Access and Operational Friction for FURO6

FURO6’s ramp has not been without friction, as around 60% of patients currently require prior authorization, creating an access hurdle for prescribers. The company is working to streamline access while managing inventory and sampling carefully ahead of the ReadyFlow auto‑injector launch, which has temporarily limited product availability in some channels.

Formulation and Development Uncertainties

Management was candid that ralinepag DPI’s formulation still requires optimization, with pharmacokinetics and final human PK/PD profiles yet to be fully defined. While early data and prototype selection have boosted confidence, executives reminded investors that clinical and regulatory outcomes for this new DPI program are not guaranteed and could still evolve.

Field Reorganization Disruptions

The reorganization of sales teams, including transferring nephrology responsibilities, caused near‑term customer disruption in January and February. These moves temporarily slowed Afrezza growth and contributed to uneven performance early in 2026, though management believes the new structure will better support the expanded portfolio over the long term.

Outlook and Forward Guidance

Looking ahead, MannKind reaffirmed its 2026 FURO6 revenue target of $110 million to $120 million and highlighted strong leading indicators such as a record number of writers and 97% year‑over‑year growth in integrated delivery networks. Key milestones in the coming quarters include regulatory decisions for Afrezza pediatrics and FURO6 ReadyFlow, expected ralinepag DPI milestones of about $15 million over 12 months, Phase 1b data for MNKD‑201, and a shift in owned revenue from roughly 40% before the SC deal to more than 65% exiting 2026.

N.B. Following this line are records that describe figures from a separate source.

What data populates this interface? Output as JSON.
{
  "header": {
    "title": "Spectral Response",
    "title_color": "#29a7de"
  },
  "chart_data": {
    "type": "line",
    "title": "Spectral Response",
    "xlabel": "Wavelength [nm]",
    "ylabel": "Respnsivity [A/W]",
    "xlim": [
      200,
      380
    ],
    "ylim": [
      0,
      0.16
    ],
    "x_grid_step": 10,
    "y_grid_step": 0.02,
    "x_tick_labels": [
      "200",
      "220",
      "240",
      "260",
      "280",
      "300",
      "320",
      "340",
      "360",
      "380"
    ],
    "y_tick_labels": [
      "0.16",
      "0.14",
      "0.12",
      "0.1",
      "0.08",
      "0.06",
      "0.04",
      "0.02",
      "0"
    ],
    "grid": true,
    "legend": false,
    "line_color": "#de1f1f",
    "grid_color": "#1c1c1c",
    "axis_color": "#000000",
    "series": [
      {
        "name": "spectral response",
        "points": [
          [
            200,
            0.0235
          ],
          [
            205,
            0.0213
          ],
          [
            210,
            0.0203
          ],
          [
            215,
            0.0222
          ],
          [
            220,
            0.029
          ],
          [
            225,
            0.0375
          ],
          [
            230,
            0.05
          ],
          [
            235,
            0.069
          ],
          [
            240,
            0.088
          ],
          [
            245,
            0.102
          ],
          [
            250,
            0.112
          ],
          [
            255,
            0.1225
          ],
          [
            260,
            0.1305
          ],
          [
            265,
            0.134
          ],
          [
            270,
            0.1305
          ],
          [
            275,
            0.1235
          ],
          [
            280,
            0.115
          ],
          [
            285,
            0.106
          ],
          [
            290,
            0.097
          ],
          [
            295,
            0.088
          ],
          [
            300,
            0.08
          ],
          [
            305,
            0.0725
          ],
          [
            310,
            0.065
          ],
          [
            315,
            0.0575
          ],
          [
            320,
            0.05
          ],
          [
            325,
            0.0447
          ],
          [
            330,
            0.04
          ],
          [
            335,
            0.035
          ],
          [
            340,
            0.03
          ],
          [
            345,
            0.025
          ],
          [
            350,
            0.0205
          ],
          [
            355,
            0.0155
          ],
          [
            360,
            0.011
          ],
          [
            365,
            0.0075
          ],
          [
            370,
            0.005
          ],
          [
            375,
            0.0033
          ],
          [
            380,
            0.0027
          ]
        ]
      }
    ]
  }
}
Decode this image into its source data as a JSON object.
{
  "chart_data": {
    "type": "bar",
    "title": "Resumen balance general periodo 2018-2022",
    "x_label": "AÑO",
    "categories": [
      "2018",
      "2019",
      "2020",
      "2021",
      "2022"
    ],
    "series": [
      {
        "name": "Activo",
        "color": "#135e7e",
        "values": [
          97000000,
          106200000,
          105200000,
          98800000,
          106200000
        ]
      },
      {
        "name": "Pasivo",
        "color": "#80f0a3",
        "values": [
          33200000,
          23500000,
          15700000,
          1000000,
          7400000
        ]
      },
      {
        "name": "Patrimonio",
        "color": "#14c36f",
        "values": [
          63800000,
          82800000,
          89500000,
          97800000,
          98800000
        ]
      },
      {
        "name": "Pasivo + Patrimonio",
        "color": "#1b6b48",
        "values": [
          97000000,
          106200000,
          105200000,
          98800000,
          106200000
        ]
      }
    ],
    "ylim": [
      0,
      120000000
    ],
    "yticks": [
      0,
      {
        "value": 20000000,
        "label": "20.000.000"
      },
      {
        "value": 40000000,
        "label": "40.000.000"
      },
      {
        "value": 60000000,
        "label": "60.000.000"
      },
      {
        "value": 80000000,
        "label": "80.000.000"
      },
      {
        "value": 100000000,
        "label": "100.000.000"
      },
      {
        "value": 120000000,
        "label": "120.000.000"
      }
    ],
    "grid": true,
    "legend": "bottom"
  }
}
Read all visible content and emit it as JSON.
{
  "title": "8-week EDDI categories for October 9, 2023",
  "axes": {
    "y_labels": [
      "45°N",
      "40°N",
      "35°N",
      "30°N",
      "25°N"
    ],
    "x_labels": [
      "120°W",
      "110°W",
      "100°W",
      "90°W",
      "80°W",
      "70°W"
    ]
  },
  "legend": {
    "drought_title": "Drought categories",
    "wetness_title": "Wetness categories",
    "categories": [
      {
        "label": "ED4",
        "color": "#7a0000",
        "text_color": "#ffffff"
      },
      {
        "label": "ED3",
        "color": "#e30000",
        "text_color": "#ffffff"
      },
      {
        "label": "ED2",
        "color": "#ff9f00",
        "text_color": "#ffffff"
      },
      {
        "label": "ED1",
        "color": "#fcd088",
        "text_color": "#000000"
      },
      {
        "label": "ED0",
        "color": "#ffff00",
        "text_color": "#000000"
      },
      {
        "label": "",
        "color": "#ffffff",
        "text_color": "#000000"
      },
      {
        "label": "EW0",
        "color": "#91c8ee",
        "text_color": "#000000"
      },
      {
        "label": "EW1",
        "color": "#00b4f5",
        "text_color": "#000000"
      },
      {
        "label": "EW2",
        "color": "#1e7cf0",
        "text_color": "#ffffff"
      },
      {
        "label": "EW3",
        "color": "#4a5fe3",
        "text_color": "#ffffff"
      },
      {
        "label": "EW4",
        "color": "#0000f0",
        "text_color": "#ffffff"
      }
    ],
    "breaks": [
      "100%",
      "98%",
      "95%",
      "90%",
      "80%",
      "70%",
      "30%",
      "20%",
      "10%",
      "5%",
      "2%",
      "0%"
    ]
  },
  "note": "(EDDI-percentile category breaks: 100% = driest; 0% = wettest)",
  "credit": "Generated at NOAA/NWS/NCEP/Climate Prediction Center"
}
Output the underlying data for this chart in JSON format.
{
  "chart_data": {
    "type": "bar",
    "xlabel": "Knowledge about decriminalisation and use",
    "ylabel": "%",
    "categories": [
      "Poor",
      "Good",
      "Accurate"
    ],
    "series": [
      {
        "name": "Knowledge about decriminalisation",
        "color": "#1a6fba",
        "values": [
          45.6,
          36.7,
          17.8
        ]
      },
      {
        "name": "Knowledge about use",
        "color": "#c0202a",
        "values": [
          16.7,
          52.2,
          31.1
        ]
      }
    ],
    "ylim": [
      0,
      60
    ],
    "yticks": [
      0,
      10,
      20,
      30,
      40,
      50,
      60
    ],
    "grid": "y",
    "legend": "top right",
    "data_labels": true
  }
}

MannKind’s earnings call painted a picture of a company trading short‑term margin pressure for long‑term scale, leaning into launches, integration, and pipeline advancement. For investors, the story hinges on execution in the second half of 2026, when FURO6 ReadyFlow, Afrezza pediatrics, and pipeline milestones will test whether today’s investment‑heavy strategy can translate into sustainable revenue growth and improving profitability.